Она смотрела на меня в молчании и с каким-то совершенным непониманием в глазах.
– Отправлял ли он черную мессу? Вызывал ли демонов или Сатану? Проклинал ли нашего Господа Вседержителя? Осквернял ли святые реликвии?
Я смотрел на нее – она молчала.
– Отчего же ты, отказавшаяся от Божьей милости и обрекшая себя на вечное проклятие, смеешь считать себя кем-то лучшим, чем он? Кто дал тебе право судить и выносить приговор?
– Вас поймали в ловушку, инквизитор, – сказала Ванесса с отчетливым удовлетворением в голосе. – Заманили в нее, будто слепое дитя. Вассельрод знал, что некто готовится убить его друга князя. Знал, что враги Хауберга вызовут демона. И он использовал вас, чтобы вы, благодаря своим умениям, спасли преступника и убили тех, кто жаждал лишь справедливости и воздаяния за обиды.
Я долго смотрел на нее. Если амулет Хагаф не был передан священнику во время исповеди, значит, он добыл его каким-то другим способом. Может, прекрасная Катрина украла его у бывшей подруги?
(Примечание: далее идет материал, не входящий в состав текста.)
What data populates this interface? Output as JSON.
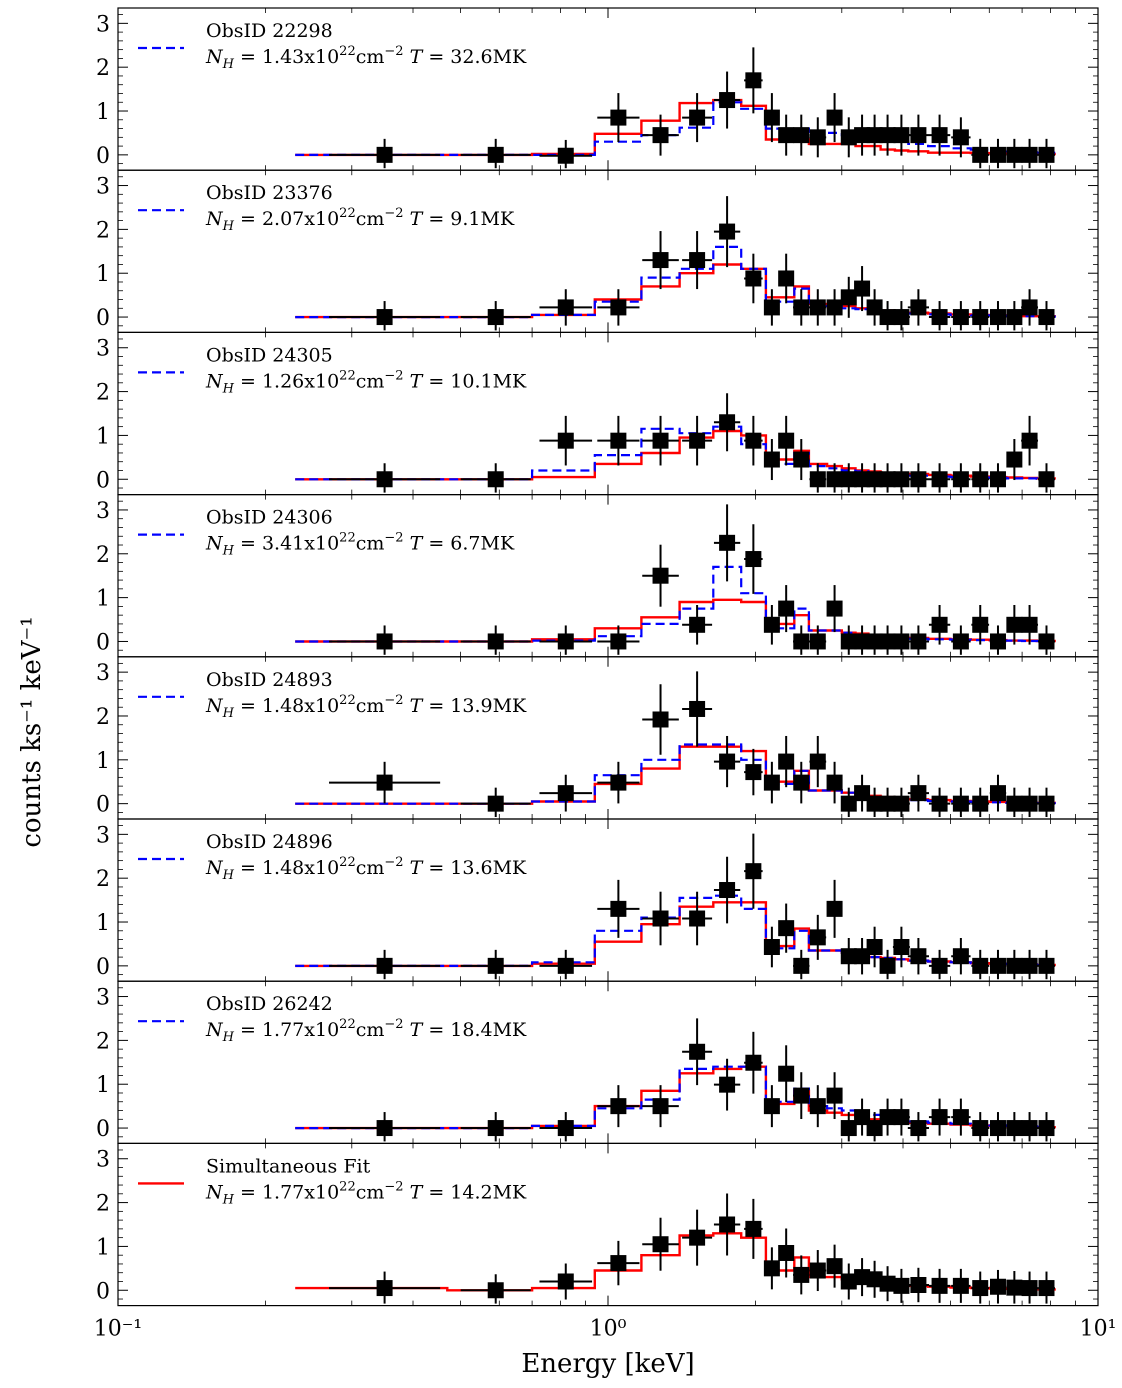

И все же я не видел ни за нею, ни за настоятелем большой вины. Конечно, правдивому и набожному христианину следовало бы открыть всю правду, не вынуждая инквизицию проводить следствие. Но я также понимал, что настоятель и его родственница хотели скрыть от меня свою личную заинтересованность в победе князя и в фиаско Ванессы. Важно было одно: дело закончилось триумфом добра, а дорога, что привела к этому триумфу, не имела никакого значения.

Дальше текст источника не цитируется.